Well operating, gathering and other revenue increased $117,659 (7%) to $1,766,291 for the three months ended September 30, 2003, compared to $1,648,632 for the three months ended September 30, 2002. This increase results from the higher price received for natural gas bought for resale, partially offset by the loss of administrative fee revenue resulting from the Companys purchase of interests in 14 drilling programs in 2002.
Expenses
Oil and gas production expenses increased $333,452 (15%) to $2,565,363 for the three months ended September 30, 2003, from $2,231,911 for the three months ended September 30, 2002. This increase in production expense is due to higher production volumes and production taxes.
Well operating, gathering, and other expenses increased $445,871 (48%) for the three months ended September 30, 2003, to $1,366,896 from $921,025 at September 30, 2002, primarily as a result of increased spot prices on the open market for natural gas which has driven up the cost of the Companys purchased gas for resale.

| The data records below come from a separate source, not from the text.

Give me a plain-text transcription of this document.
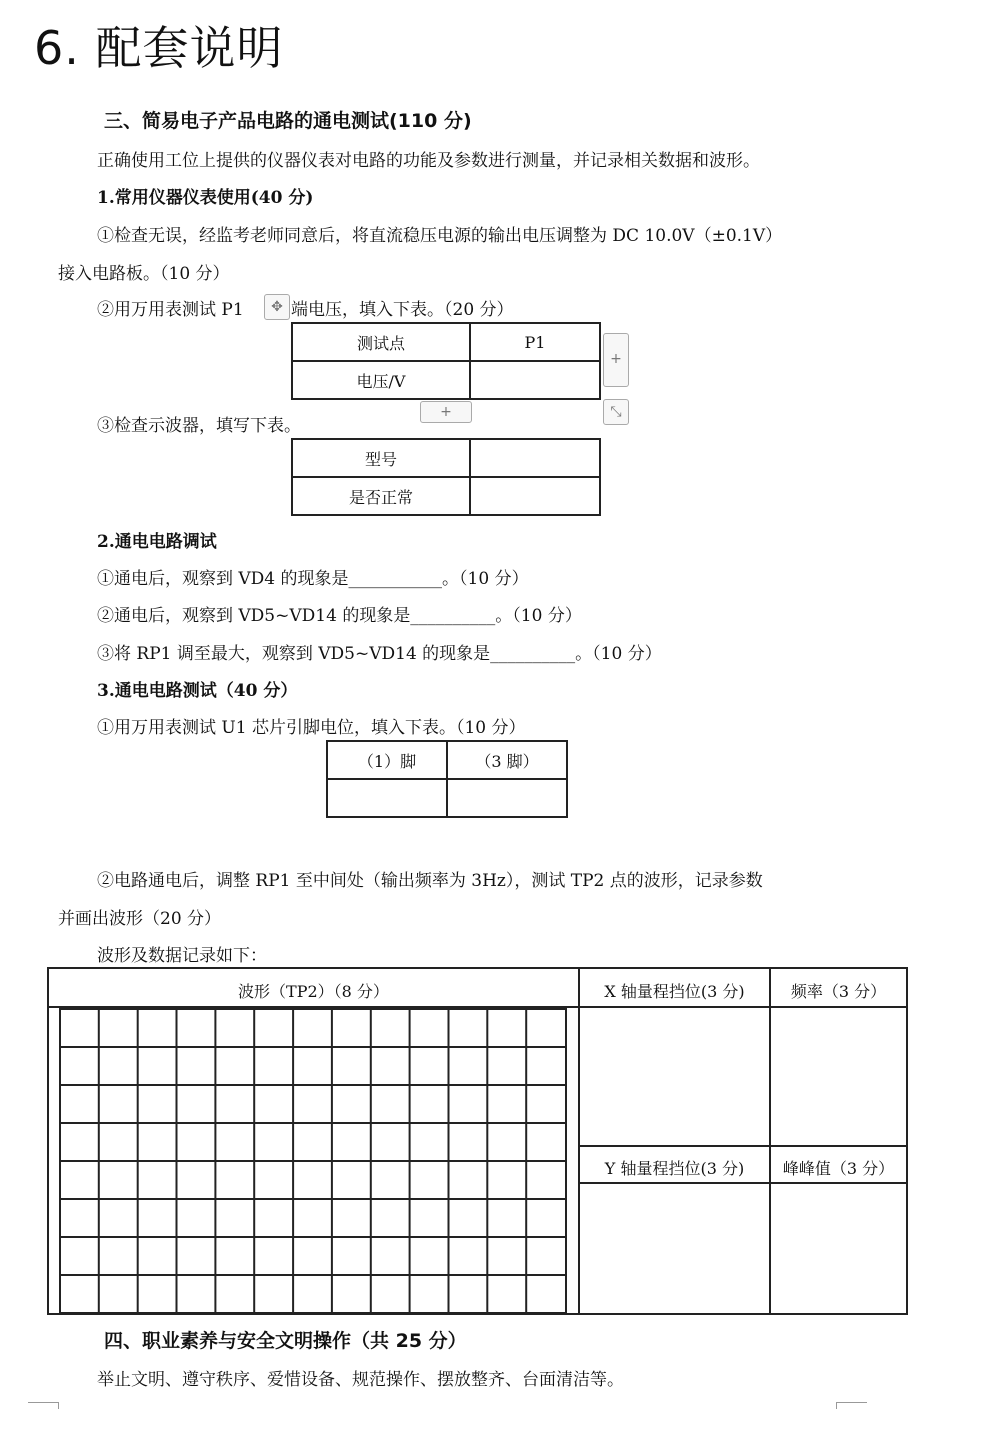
6. 配套说明
三、简易电子产品电路的通电测试(110 分)
正确使用工位上提供的仪器仪表对电路的功能及参数进行测量，并记录相关数据和波形。
1.常用仪器仪表使用(40 分)
①检查无误，经监考老师同意后，将直流稳压电源的输出电压调整为 DC 10.0V（±0.1V）
接入电路板。（10 分）
②用万用表测试 P1	✥ 端电压，填入下表。（20 分）
测试点	P1
电压/V	
+
+	⤡
③检查示波器，填写下表。
型号	
是否正常	
2.通电电路调试
①通电后，观察到 VD4 的现象是___________。（10 分）
②通电后，观察到 VD5~VD14 的现象是__________。（10 分）
③将 RP1 调至最大，观察到 VD5~VD14 的现象是__________。（10 分）
3.通电电路测试（40 分）
①用万用表测试 U1 芯片引脚电位，填入下表。（10 分）
（1）脚	（3 脚）

②电路通电后，调整 RP1 至中间处（输出频率为 3Hz），测试 TP2 点的波形，记录参数
并画出波形（20 分）
波形及数据记录如下：
波形（TP2）（8 分）	X 轴量程挡位(3 分)	频率（3 分）
Y 轴量程挡位(3 分)	峰峰值（3 分）
四、职业素养与安全文明操作（共 25 分）
举止文明、遵守秩序、爱惜设备、规范操作、摆放整齐、台面清洁等。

Exploration expense increased $898,437 (283%) for the three months ended September 30, 2003, to $1,215,721 from $317,284 for the corresponding three months ended September 30, 2002, which reflects an increase in the Companys exploration activities (seismic and dry hole costs) and the addition of technical personnel. The Company recognized dry hole cost of approximately $574,000 for the three months ending September 30, 2003.
General and administrative expenses increased $701,529 (74%) to $1,648,753 for the three months ended September 30, 2003, from $947,224 for the three months ended September 30, 2002. This increase is largely the result of costs associated with the Companys decision to explore its strategic alternatives to increase stockholder value.
The increase in depreciation, depletion and amortization (DD&A) of $94,980 (4%) to $2,352,710 for the three months ended September 30, 2003, from $2,257,730 for the three months ended September 30, 2002, is primarily the result of higher production volumes for the three months ended September 30, 2003, compared to the comparable period of 2002.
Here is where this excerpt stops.